Jojo Tangkay

Personal information
- Born: November 26, 1976 (age 49) Aloguinsan, Cebu, Philippines
- Nationality: Filipino
- Listed height: 6 ft 2 in (1.88 m)
- Listed weight: 190 lb (86 kg)

Career information
- College: Southwestern University
- PBA draft: 2001: 1st round, 16th overall pick
- Drafted by: Sta. Lucia Realtors
- Playing career: 2001–2008, 2018–2021
- Position: Shooting guard

Career history
- 2001: Sta. Lucia Realtors
- 2002: Talk N' Text Phone Pals
- 2006–2008: Welcoat Dragons
- 2018–2019: Basilan Steel
- 2021: ARQ Builders–Lapu-Lapu City Heroes

Career highlights
- PBA champion (2001 Governors'); MPBL All-Star (2019); PBL champion (2005 Unity); PBL Most Valuable Player (2005-06 Heroes); 4× PBL Mythical First Team (2003-04 Platinum, 2004 Unity, 2005-06 Heroes, 2006 Unity);

= Jojo Tangkay =

Filipino basketball player (born 1976)

Jercules "Jojo" Tangkay (born November 26, 1976) is a Filipino former professional basketball player. He was drafted 16th overall by the Sta. Lucia Realtors in the 2001 PBA draft.

==Career==
Tangkay made the roster of Southwestern University Cobras on his freshman year after he offered to try out with them. He became the Cebu Amateurs Athletic Association's MVP in 2000. He was drafted 16th overall by Sta. Lucia Realtors in 2001. However, his height hindered his development and affected his playing time with the team. In 2002, he was signed by the Talk 'N Text Phone Pals, but only played 14 games before he was released.

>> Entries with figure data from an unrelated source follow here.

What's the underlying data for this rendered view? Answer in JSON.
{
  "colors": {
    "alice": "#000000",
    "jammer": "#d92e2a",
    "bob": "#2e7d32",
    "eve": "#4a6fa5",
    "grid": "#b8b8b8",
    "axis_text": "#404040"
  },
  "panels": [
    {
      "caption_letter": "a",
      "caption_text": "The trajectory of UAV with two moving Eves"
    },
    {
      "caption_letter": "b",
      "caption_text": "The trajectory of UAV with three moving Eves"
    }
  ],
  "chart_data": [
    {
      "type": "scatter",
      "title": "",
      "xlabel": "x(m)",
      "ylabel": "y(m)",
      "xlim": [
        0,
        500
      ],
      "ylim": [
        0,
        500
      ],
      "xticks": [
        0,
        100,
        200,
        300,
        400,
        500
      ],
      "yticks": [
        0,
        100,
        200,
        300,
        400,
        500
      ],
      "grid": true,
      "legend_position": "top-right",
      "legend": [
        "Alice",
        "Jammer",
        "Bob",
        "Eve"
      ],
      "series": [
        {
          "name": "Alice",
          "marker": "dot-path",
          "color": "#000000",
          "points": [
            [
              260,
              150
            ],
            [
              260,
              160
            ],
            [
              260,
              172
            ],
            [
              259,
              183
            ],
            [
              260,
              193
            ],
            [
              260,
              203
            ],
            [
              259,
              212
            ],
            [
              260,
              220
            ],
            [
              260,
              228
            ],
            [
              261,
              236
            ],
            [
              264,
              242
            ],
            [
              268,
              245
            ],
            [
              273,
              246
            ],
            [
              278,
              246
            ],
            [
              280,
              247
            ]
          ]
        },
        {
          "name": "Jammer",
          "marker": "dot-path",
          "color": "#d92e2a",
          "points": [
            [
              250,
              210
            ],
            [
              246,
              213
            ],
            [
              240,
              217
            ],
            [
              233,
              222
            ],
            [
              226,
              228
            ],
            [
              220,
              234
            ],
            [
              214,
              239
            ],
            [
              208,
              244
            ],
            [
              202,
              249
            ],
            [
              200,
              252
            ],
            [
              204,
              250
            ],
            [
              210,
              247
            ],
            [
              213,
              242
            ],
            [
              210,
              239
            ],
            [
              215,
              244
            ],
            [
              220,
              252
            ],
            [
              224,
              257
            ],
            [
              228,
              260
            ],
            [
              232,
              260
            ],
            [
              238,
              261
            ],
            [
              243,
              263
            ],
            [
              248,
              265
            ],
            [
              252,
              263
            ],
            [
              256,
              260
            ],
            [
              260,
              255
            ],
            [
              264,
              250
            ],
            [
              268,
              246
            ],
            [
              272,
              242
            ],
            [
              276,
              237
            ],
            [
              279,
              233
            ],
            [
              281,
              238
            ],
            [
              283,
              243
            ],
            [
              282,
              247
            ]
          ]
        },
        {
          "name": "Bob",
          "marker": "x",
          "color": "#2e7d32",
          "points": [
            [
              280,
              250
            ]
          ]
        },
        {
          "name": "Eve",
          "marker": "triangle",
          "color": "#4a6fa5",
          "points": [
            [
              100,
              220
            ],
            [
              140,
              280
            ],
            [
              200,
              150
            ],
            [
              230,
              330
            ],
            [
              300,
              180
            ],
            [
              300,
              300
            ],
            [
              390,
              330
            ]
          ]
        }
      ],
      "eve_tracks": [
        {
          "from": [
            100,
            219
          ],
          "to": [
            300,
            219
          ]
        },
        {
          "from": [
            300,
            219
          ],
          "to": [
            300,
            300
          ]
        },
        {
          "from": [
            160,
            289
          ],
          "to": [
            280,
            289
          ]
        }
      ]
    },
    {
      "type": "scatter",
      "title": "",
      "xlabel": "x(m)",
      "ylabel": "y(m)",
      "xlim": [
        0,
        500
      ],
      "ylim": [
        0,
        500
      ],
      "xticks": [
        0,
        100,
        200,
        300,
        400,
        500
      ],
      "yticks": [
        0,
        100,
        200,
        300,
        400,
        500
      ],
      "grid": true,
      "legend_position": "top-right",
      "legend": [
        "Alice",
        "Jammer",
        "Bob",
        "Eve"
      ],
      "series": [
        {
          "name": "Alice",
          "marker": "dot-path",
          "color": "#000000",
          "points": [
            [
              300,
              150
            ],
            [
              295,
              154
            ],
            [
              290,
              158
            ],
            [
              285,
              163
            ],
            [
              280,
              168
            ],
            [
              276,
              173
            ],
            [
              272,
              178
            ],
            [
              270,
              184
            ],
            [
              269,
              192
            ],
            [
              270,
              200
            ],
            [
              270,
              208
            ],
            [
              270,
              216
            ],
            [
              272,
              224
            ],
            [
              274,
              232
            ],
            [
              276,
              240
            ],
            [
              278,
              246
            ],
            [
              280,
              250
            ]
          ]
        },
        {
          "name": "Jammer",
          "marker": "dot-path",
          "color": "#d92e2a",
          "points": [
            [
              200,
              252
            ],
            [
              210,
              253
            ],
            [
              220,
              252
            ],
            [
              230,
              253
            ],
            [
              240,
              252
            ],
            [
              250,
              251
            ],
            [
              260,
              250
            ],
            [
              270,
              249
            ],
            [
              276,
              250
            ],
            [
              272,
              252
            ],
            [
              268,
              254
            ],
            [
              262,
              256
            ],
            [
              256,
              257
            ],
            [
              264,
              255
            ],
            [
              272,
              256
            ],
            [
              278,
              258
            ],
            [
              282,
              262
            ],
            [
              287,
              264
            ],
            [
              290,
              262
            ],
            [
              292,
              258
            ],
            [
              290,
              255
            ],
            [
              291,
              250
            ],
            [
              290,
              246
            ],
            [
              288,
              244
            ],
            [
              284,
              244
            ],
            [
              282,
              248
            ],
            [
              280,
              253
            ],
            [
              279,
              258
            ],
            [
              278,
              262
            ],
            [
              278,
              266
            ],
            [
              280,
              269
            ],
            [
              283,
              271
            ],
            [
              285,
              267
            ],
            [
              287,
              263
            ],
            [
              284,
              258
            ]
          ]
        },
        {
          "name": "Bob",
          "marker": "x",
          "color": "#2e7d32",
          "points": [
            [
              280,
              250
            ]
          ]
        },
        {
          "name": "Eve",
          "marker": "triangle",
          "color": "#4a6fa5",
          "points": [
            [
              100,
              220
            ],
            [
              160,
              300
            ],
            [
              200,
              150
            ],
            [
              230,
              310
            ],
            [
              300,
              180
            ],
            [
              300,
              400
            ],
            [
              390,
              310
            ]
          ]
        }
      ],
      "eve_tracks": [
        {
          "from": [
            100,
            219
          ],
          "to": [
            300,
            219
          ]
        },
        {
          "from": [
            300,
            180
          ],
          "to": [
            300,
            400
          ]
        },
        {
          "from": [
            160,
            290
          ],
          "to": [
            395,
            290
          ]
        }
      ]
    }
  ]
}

Disappointed by his failure to make a breakthrough in the PBA, Tangkay signed a contract with Welcoat Paint Masters in the Philippine Basketball League to resurrect his career. He became one of the league's superstars and earned two MVP awards.

When Welcoat acquired the PBA's Shell franchise in 2006, he was re-signed for a new contract to play in the PBA after a great season with them in the semi-professional league. In 2008, he was waived by the team.

He played with M. Lhuillier Cebu Ninos of Liga Pilipinas.